Bohemia Village Voice  Bohemia Village Voice

For bohemians everywhere

Nicholas King

The Feud

Mr Howell emitted a sharp breath through his teeth and looked around the room.
“Well brothers, it seems that I have little choice but to deal with Mr Laidlaw in the same way we dealt with Mr Simpson,” he paused, “I say this, of course, reluctantly . . .”
A murmur of assent met these words and each member raised his hand in affirmation. “Well then, it is agreed; let us ensure that Hastings’ newest and greatest attraction will forever bear the blood, sweat and tears of we, its custodians.”
A brief round of applause followed Howell’s comments and the Masons filed out of their temple on St Leonards seafront with a renewed vigour, gazing down at the beach where, God willing, Hastings’ first pier would soon be constructed.
The year was 1869 and the Freemasons, led by the local builder John Howell, had a firm grip on town affairs. But the advent of the steam train had brought competition as well as tourists to Hastings’ beaches and the old social order was under attack.
New blood, like that lawyer Mr Simpson, and now this Glaswegian builder Mr Laidlaw, were challenging the existing lines of authority and Howell and the other Freemasons were determined to stop it. Normally Mr Howell was of a civilised disposition but when that pesky London solicitor had failed to back down graciously from his bid to organise the construction of the pier, Howell had been forced to threaten him and he was prepared to do the same again.
Mr Laidlaw, however, was a very different proposition to the timid solicitor Mr Simpson.
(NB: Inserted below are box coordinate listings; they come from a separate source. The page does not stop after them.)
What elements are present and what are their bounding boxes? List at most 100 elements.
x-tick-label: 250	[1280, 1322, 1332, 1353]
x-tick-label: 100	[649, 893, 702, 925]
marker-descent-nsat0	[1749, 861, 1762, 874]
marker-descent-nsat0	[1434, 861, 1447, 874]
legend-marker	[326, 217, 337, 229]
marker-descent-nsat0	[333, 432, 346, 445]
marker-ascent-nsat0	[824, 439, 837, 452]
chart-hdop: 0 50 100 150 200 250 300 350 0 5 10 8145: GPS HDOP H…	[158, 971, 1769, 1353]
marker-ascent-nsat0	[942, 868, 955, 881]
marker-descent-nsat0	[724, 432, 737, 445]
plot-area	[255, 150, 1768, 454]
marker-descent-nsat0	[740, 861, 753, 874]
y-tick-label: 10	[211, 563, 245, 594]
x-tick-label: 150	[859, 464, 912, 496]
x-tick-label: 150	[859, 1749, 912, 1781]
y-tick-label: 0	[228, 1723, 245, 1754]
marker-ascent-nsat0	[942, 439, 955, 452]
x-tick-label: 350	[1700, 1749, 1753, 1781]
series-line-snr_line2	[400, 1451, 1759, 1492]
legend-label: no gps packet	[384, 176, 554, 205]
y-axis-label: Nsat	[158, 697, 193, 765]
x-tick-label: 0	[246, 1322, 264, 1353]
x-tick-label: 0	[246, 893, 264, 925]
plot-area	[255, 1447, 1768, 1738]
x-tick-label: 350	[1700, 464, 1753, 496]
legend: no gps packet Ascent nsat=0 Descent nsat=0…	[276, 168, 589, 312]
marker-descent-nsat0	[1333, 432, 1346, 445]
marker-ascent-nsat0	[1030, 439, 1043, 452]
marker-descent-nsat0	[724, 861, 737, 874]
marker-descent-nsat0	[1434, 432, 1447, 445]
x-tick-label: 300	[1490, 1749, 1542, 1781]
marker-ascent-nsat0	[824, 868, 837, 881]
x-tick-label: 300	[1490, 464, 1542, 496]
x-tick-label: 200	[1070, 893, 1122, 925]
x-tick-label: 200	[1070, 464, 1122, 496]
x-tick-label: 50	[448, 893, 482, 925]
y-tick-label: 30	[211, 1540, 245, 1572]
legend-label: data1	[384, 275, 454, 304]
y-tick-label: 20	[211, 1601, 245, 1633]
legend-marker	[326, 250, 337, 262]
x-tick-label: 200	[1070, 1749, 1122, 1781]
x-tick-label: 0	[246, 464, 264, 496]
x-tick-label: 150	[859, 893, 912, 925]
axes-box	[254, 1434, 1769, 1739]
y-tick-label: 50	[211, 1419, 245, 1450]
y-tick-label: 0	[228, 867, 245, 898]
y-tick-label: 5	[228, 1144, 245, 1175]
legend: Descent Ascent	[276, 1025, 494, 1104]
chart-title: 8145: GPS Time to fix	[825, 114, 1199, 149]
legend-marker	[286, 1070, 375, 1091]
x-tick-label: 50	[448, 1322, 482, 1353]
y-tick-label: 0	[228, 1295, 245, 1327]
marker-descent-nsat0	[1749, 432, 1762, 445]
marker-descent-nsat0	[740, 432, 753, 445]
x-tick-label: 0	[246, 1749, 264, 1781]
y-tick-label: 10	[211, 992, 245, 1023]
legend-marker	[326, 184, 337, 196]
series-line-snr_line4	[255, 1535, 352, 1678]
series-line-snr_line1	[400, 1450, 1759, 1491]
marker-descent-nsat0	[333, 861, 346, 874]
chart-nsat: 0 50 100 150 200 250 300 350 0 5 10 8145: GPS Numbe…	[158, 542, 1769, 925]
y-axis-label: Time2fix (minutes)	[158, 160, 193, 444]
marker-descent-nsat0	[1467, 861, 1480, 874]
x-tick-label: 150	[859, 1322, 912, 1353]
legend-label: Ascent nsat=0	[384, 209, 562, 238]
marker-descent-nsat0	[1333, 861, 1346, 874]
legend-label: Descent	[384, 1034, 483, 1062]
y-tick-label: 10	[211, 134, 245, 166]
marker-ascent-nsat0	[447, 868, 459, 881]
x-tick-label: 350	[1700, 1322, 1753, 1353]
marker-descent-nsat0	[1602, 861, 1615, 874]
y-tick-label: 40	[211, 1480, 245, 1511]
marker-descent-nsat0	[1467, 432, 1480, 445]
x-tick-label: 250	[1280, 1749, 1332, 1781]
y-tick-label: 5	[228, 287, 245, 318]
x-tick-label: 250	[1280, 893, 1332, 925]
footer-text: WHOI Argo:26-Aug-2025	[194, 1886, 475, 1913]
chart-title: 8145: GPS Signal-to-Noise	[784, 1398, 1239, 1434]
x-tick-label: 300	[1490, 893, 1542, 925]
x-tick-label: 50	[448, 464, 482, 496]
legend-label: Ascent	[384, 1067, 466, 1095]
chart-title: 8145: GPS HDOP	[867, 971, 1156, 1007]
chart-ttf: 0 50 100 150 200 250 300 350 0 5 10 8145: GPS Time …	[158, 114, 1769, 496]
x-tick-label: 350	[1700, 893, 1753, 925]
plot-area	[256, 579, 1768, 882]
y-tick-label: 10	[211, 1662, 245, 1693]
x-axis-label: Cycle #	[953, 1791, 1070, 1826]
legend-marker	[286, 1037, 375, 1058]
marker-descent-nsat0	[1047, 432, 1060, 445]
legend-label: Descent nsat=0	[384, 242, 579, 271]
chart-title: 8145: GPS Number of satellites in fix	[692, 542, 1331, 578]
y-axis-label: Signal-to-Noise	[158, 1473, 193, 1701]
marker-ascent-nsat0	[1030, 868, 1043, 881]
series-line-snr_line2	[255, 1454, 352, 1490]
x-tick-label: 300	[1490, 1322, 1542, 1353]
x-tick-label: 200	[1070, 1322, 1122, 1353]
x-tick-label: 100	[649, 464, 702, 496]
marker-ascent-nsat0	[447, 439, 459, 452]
A strapping Glaswegian builder with no connections in Hastings, Mr Laidlaw was a difficult person for Mr Howell and the Masons to intimidate. What was more, Mr Laidlaw had support from key figures in the pier’s planning committee including the top regional engineer Eugenius Birch. As a result, and despite Howell’s best efforts, Laidlaw and Sons were awarded the contract to construct Hastings’ pier and Howell and his Masonic friends faced the prospect of watching the building of this icon from the sidelines.
But if Howell was anything, he was tenacious and the Laidlaws’ efforts were plagued by problems from the very beginning. First, a primeval forest was discovered under the foundations of the pier, mysteriously around the same time a major deforestation occurred at the homes of many of Howell’s Masonic friends, and this was followed by an expensive lawsuit over funding.
Then, in 1917, and under the guise of the First World War, Howell’s son tried and failed to destroy the pier by fire. This failure appeared to exhaust the Howell family’s ambition for revenge, at least for a time. But this exhaustion would not last forever.
On the night of 5th October 2010, a young boy left his family home in St Leonards. Lighter in hand, he attempted to succeed where generations of Howells had failed before him. Circumstances favoured the young Howell – the pier was now on its last legs, closed to the public since 2006 – and yet, incredibly, the boy failed.
The pier’s iron girders and columns survived. The same girders and columns which had been placed by Laidlaw and Sons over 150 years before. The same girders and columns which had faced obstruction by ‘forests’, battering by storms and lashing by flames.
Hastings’s pier might have looked finished to most people on the morning of 6th October, but to at least one family in Hastings it was, and is, very much alive. An enduring symbol of the defeat of the old social order and the resilience of Glaswegian steel.